Accelerating Whole-Cell mRNA Translation Simulations Using Dedicated FPGA Hardware (ACS Synthetic Biology, November 2021)
- Apr 30
- 1 min read
Intracellular biophysical simulations are essential for predicting how genetic modifications affect cellular resources. However, modeling the competition between thousands of mRNAs and ribosomes is computationally intensive and often creates synchronization bottlenecks that traditional parallel computing (CPUs and GPUs) cannot easily solve.
We developed a novel hardware-accelerated approach using Field-Programmable Gate Arrays (FPGAs) to simulate the mRNA translation process.
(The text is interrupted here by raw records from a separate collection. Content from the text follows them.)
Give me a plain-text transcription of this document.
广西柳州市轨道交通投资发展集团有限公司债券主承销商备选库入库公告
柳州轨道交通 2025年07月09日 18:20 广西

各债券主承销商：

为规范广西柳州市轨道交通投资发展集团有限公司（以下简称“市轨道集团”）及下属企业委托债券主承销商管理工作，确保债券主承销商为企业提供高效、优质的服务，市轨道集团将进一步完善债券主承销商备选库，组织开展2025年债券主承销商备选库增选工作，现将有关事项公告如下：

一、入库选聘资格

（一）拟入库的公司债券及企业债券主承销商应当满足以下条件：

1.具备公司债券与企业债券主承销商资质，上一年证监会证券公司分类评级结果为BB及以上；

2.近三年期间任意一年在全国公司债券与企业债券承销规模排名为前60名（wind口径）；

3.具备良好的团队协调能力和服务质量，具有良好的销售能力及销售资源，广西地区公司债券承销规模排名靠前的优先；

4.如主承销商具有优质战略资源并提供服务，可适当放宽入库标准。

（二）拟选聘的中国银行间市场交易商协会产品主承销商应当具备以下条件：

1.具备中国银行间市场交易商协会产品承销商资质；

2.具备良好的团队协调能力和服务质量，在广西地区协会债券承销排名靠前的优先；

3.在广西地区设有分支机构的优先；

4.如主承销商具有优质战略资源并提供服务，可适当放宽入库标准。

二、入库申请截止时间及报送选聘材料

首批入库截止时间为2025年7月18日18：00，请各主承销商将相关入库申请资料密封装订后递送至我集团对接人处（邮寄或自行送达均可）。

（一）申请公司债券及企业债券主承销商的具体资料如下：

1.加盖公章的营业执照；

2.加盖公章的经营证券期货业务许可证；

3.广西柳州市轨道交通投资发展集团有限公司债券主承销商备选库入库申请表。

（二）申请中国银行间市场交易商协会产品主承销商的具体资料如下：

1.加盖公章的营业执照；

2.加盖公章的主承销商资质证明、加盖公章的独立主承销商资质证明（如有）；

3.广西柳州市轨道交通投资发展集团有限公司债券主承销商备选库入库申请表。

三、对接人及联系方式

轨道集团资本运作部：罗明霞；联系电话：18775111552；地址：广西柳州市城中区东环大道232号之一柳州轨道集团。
By designing custom logic to manage ribosomal traffic and global resource allocation, we achieved simulation speeds orders of magnitude faster than equivalent software solutions.
Key Highlights:
Breakthrough Performance: Our parallel hardware model runs up to 4,683 times faster than software, enabling simulations that would normally take months to be completed in hours.
Biophysical Accuracy: The model accounts for codon-specific translation times, initiation rates, ribosomal footprints (traffic jams), and diffusion delays.
Validated Predictive Power: Simulation results showed high correlations (r = 0.63-0.7) with experimental protein abundance measurements in E. coli and S. cerevisiae.
Synthetic Biology Application: We successfully utilized the hardware to run complex optimization algorithms (Forward/Backward Gene Minimization) to reduce ribosomal traffic jams, a task that is otherwise computationally prohibitive.
This dedicated hardware approach provides a scalable foundation for whole-cell modeling, allowing researchers to navigate the vast design space of synthetic biology with unprecedented speed.